Médias en 2019 : comment se lancer ?

Mar 16, 2019 | Articles, Assises | 0 commentaires

Programmes d’incubation, crowdfunding : aujourd’hui, créer son média semble à la portée de tous. Des centaines d’initiatives fleurissent tous les mois, en ligne et en version papier. Mais à l’heure où tout le monde veut créer son média, comment se démarquer et sortir du lot ? Réponse avec des journalistes qui se sont lancés cette année et qui sont venus présenter leur projet aux Assises du journalisme.

 

Louise Ginies

« C’est très compliqué de se projeter car on est encore un projet tout neuf. Mais bien sûr, on espère que cette aventure va durer le plus longtemps possible. » C’est la réponse de Nina Gheddar, rédactrice en chef du média 100% web Guiti News, lorsqu’on l’interroge sur l’espérance de vie de son projet. La jeune journaliste est sortie de l’école il y a cinq ans, et a récemment quitté son CDI dans un grand groupe parisien (dont elle a volontairement tu le nom) pour se consacrer à la création de son propre média. « Quand on est jeune journaliste, on arrive avec plein d’idéaux sur la façon dont on veut pratiquer le métier. Mais très vite, c’est la désillusion. » La jeune femme s’est rapidement sentie restreinte dans son travail. Après une rencontre avec le journaliste afghan Mortaza Behboudi, Nina, depuis longtemps sensible aux questions sociétales concernant les migrants, a pris la décision de se greffer à lui pour créer Guiti News.

 

Une « aventure humaine » qui prend du temps et de l’argent

Le site a été lancé le 22 janvier dernier, suite à un programme d’incubation parisien qui a duré six mois, entre juillet 2018 et février 2019. « Ce programme nous a permis d’avoir un local, un community manager pour nous positionner sur les réseaux sociaux, mais aussi un accompagnement administratif. » Un passage chez France Inter a également permis d’attirer de l’audience.
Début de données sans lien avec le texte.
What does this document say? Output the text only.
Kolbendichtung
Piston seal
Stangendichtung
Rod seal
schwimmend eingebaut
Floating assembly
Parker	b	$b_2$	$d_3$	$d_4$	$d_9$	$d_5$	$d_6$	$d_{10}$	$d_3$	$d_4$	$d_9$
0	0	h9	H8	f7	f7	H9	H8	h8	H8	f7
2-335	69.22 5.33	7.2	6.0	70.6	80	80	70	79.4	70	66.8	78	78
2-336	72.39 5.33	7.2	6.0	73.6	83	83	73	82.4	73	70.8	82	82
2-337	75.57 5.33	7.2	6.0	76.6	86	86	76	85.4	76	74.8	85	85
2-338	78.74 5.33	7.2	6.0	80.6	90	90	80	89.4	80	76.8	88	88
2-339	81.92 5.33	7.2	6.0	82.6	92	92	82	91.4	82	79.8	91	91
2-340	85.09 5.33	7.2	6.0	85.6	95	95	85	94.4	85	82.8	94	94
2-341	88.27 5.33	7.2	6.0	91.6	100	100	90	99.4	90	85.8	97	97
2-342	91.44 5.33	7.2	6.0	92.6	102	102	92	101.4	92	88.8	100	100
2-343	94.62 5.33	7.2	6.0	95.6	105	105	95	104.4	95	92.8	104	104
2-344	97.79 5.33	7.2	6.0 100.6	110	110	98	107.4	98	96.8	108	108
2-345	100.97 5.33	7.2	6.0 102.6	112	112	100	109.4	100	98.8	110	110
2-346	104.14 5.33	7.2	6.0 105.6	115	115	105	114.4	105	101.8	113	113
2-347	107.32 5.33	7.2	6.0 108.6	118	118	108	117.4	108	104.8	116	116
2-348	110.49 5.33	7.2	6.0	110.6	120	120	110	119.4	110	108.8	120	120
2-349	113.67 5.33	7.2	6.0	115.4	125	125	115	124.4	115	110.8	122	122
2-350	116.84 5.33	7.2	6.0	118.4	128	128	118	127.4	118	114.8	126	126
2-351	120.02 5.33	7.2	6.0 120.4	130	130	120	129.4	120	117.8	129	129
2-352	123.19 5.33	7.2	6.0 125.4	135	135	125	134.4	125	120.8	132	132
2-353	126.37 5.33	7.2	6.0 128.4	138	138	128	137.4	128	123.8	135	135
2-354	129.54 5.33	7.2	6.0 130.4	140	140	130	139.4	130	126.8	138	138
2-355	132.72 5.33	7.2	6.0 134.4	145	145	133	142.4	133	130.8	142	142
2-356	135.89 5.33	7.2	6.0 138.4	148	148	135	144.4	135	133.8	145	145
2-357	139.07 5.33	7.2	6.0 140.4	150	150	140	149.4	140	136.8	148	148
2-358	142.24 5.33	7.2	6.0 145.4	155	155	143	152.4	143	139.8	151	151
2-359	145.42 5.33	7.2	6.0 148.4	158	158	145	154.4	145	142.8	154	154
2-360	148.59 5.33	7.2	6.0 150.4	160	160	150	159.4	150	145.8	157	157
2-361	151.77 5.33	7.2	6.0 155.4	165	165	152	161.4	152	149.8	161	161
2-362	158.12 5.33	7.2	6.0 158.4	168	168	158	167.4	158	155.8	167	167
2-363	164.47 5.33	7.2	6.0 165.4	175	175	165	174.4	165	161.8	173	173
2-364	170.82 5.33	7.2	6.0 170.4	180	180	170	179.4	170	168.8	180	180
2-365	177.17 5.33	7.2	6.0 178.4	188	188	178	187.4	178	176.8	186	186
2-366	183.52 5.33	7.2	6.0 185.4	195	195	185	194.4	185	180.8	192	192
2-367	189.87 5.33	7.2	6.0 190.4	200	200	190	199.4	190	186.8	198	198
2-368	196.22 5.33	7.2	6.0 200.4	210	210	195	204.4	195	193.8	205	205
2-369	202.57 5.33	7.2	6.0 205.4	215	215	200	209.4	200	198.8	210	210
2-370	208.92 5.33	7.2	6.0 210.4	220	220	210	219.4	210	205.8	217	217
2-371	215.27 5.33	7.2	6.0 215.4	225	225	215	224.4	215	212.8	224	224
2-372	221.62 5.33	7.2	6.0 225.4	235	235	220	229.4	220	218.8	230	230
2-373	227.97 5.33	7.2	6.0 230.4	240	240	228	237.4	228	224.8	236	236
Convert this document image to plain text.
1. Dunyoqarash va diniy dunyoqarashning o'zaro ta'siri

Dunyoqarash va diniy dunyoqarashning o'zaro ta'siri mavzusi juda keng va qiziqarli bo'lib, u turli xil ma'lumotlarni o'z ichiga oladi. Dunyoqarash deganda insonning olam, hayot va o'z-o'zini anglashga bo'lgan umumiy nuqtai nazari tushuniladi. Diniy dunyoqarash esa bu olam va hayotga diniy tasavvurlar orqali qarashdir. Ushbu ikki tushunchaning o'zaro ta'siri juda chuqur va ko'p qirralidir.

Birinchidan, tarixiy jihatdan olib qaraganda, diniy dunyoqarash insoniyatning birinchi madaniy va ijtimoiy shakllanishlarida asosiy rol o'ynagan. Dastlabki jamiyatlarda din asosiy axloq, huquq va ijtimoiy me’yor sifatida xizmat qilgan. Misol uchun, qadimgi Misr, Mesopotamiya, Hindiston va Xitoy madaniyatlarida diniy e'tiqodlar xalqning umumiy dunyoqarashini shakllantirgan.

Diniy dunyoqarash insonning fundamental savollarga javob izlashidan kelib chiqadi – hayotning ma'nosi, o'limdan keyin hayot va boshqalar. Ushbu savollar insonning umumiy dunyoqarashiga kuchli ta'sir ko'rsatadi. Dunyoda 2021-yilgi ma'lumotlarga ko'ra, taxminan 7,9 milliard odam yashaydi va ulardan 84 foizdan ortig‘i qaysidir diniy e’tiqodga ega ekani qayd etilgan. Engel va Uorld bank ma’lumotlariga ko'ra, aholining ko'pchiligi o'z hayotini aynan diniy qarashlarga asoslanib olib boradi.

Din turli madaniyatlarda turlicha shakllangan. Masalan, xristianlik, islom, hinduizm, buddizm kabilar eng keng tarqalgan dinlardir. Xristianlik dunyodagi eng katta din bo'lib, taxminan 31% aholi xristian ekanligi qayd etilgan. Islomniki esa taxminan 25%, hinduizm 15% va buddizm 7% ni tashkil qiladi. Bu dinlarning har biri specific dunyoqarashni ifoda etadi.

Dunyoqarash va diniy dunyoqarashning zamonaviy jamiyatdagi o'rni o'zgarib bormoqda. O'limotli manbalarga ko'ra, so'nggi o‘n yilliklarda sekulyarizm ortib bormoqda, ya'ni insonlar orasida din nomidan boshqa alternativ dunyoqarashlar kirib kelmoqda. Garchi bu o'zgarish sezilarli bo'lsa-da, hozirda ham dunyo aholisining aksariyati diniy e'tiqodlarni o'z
Pour l’instant chez Guiti News, tous les journalistes sont bénévoles. « Guiti News a pour le moment le statut d’une association. » Le média n’est pas encore rentable et les journalistes ne tirent pas de salaires de leur activité. Les premiers financements sont arrivés à la suite d’une campagne participative de 6000 euros, qui nous a permis d’acheter le matériel de base. C’est-à-dire de quoi s’installer, filmer, monter, etc. Guiti News a aussi reçu l’aide de syndicats et de structures, qui sont nombreuses à apporter leur aide à de nouveaux projets.

En persan, guiti signifie « le monde et ce qui l’entoure ». L’équipe est constituée de cinq journalistes français et cinq journalistes réfugiés qui fonctionnent en binômes pour chaque article et chaque contenu publié. Le média porte ainsi un double regard sur l’actualité nationale. Tous les sujets de Guiti News sont traités au prisme de la migration. Les sujets touchent à tout : société, culture, etc. « Nous voulons humaniser les migrants », affirme Nina. Guiti News souhaite diversifier son audience en s’exportant à l’international : le Canada, Israël, la Réunion. Le plurilinguisme des journalistes est très important pour le développement du média, selon la rédactrice en chef.

Nina Gheddar a pour l’instant deux casquettes : la rédaction en chef, très chronophage, mais aussi la recherche d’investisseurs pour continuer de financer le projet. Elle attache une grande importance à la source des financements : « Je veux que mes financeurs soient raccord avec la ligne éditoriale de Guiti News. »

 

« Personne ne m’a jamais dit que monter mon média serait facile »

Aude Lalo a elle aussi lancé son magazine en 2018 : Flush. Sa ligne éditoriale : toilettes, culture et société. Ancienne étudiante en école de commerce, elle a mis la main à la poche pour concrétiser son projet. Elle démarre avec 50 000 euros, le « strict minimum » selon elle pour pouvoir concevoir un magazine de bout en bout. Contrairement à Guiti News, Aude Lalo parie sur la presse papier. « On a déjà réussi à sortir deux numéros, c’est une performance ! », s’enthousiasme la fondatrice du magazine. Elle ambitionne aujourd’hui de mettre en place un site internet d’actualité. Mais avant tout, elle doit asseoir sa marque et pérenniser Flush. Et si ça ne marche pas dans la durée, pas de panique. « L’échec est vertueux », lance-t-elle. Et permet aux plus déterminés de toujours se relancer.